Research Seminars: Theories of the World and World Literature from Goethe to the Present

Section Semester Instructor Time Location Course Areas
2 Spring 2010 Cheah, Pheng
T 3:30 - 6:30 7415 Dwinelle

Other Readings and Media

Hegel,  G.W.F.: Lectures on the Philosophy of World History: Introduction ; Marx, K., and Engels, F.: Manifesto of the Communist Party ; Marx, K., and Engels, F.: The German Ideology; Arendt, H.: The Human Condition ; Farah, N.: Gifts ; Cliff, M.: No Telephone to Heaven ; Cliff, M.: Abeng; Mo,  T.: Brownout on Breadfruit Boulevard; Mo,  T.: Renegade or Halo Halo; Ghosh,  A.: The Hungry Tide; Naipaul,  V.S.: A Way in the World


The intensification of globalization in the past decade has led to a renewed interest in reinventing Goethe’s project of world literature. Recent discussions of the topic, however, have taken the normative significance of ‘the world’ for granted. This course explores the vocation of world literature in contemporary globalization. The first part of the course examines various ideas of the world and its link to literature and culture in Goethe, Hegel, Marx and Arendt. In the second part of the course, we will turn to consider novels from and about postcolonial space that attempt to transform the world created by Northern political and economic hegemony. We will study novels from Africa, Asia and the Caribbean that explore the consequences of commercial and financial flows such as international tourism, humanitarian aid, foreign investment etc. for humane social development.
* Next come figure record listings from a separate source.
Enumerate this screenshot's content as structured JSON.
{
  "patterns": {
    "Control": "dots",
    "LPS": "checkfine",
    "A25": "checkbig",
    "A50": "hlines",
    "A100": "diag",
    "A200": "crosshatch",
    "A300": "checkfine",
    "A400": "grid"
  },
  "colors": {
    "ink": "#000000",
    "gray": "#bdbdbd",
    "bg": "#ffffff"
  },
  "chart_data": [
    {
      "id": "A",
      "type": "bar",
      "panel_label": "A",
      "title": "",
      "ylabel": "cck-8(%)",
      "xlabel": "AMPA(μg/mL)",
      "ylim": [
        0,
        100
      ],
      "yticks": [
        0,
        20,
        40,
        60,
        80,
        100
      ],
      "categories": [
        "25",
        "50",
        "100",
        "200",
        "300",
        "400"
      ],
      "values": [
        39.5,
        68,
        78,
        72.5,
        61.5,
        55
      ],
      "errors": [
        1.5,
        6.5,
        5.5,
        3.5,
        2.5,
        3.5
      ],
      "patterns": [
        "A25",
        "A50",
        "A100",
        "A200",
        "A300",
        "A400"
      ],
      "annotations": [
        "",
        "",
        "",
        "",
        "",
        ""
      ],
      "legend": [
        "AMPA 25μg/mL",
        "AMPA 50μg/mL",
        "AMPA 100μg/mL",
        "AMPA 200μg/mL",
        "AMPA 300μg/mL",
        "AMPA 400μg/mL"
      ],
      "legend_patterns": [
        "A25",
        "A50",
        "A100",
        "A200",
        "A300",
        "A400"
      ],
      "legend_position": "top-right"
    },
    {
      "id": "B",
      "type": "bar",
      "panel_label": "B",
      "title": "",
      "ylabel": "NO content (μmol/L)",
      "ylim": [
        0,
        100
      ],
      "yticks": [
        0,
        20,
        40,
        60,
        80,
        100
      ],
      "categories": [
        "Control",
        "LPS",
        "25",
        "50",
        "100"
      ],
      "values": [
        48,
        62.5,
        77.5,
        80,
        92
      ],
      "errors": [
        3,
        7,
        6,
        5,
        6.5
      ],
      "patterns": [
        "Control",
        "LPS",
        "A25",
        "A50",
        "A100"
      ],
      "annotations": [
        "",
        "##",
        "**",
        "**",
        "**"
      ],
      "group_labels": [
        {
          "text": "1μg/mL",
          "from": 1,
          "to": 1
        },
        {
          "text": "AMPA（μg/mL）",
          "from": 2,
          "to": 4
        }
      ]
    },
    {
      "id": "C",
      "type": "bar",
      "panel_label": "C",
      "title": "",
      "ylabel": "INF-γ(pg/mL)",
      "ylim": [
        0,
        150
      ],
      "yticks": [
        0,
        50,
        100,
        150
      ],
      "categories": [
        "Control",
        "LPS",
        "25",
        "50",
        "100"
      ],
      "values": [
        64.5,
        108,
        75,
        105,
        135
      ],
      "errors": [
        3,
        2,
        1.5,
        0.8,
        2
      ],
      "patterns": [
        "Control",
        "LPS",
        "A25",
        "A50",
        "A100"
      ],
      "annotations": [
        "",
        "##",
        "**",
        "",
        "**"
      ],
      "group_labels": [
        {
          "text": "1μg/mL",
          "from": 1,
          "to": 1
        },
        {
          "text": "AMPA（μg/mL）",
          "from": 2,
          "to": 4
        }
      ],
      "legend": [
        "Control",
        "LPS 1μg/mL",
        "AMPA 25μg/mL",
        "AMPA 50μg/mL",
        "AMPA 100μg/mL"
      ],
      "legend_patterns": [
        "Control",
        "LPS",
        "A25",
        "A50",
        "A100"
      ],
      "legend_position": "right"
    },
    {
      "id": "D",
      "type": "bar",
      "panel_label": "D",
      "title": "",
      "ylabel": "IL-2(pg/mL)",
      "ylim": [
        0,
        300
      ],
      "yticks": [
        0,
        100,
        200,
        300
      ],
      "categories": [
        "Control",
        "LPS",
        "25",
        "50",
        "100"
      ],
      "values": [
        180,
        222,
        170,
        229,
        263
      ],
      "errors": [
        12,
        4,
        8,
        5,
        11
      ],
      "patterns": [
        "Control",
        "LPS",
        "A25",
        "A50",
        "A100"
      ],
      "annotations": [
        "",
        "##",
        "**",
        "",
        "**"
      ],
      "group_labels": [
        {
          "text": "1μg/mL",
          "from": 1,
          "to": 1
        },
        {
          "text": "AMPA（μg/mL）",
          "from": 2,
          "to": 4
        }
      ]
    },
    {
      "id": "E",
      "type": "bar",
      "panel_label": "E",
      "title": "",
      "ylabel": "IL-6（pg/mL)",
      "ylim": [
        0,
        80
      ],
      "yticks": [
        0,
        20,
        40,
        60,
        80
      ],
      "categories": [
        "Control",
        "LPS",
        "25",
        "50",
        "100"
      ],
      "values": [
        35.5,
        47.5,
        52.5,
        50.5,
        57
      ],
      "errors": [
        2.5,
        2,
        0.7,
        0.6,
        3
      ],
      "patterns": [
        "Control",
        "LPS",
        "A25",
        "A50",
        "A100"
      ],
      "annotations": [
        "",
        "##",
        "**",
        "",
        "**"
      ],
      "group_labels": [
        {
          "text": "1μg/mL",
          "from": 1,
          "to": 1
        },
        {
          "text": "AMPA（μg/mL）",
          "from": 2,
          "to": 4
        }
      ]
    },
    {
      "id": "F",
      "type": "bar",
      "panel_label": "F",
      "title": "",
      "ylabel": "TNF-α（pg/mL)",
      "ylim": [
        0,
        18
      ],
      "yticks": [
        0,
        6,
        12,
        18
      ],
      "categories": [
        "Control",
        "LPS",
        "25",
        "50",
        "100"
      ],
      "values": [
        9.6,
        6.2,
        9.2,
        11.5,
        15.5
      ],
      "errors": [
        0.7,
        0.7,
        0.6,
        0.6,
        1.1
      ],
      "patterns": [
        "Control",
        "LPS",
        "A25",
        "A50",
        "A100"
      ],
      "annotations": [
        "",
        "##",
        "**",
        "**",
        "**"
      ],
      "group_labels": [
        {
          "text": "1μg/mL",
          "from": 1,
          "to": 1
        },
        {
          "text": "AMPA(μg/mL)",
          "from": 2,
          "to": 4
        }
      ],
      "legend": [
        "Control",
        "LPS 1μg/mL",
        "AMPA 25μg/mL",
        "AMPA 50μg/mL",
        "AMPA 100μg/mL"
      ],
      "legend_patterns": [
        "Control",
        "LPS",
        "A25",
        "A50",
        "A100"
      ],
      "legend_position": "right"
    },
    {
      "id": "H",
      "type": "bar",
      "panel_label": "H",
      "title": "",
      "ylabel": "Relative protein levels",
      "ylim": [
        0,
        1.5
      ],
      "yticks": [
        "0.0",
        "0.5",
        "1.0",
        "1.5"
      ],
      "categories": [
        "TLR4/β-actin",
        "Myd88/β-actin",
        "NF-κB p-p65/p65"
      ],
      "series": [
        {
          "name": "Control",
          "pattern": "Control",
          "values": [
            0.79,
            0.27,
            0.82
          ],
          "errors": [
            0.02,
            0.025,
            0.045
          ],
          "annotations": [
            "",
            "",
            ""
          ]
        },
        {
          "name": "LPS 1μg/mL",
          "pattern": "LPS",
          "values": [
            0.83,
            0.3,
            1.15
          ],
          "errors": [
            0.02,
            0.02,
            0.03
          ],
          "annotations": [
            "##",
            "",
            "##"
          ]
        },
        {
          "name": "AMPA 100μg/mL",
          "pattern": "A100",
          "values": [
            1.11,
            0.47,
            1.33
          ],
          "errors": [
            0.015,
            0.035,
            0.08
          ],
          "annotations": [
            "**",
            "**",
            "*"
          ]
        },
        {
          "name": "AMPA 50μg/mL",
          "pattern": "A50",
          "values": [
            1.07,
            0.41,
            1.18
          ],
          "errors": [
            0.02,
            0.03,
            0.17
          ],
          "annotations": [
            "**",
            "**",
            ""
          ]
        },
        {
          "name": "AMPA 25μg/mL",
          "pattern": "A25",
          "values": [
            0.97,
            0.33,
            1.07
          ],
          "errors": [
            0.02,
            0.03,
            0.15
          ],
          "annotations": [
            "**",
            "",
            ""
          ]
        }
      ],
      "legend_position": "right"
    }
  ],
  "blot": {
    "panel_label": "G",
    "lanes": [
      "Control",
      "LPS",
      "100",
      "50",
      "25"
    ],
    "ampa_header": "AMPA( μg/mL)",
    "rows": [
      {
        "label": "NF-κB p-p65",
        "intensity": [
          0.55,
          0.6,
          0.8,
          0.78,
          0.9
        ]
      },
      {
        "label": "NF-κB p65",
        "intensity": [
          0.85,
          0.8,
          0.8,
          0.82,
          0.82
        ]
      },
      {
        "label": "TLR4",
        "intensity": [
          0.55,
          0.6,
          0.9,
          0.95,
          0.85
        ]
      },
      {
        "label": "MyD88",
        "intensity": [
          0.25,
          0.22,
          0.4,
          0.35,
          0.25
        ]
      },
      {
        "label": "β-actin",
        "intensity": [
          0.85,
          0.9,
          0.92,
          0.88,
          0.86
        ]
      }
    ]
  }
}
Issues to be discussed include: the normative status and transformative power of world literature in the wake of Marxist critique; the autonomy of literary and cultural flows in relation to economic flows; non-Eurocentric accounts of world literature; the connections between the formal features of committed literature and its thematic concerns in the crafting of new figurations and stories of belonging of postcolonial peoples and migrants; narrative experimentation, the revival of the story form and the use of 'magic' and its relation to realism; and the political use of the Bildungsroman. Readings will also include theoretical work and criticism by David Harvey, Salman Rusdhie, Walter Benjamin, Benedict Anderson, David Damrosch, Pascale Casanova, Franco Moretti, and Giovanni Arrighi. Students should submit a 20-page paper on a topic of their choice (to be determined in consultation with the instructor.

This course is cross-listed with Rhetoric 240D.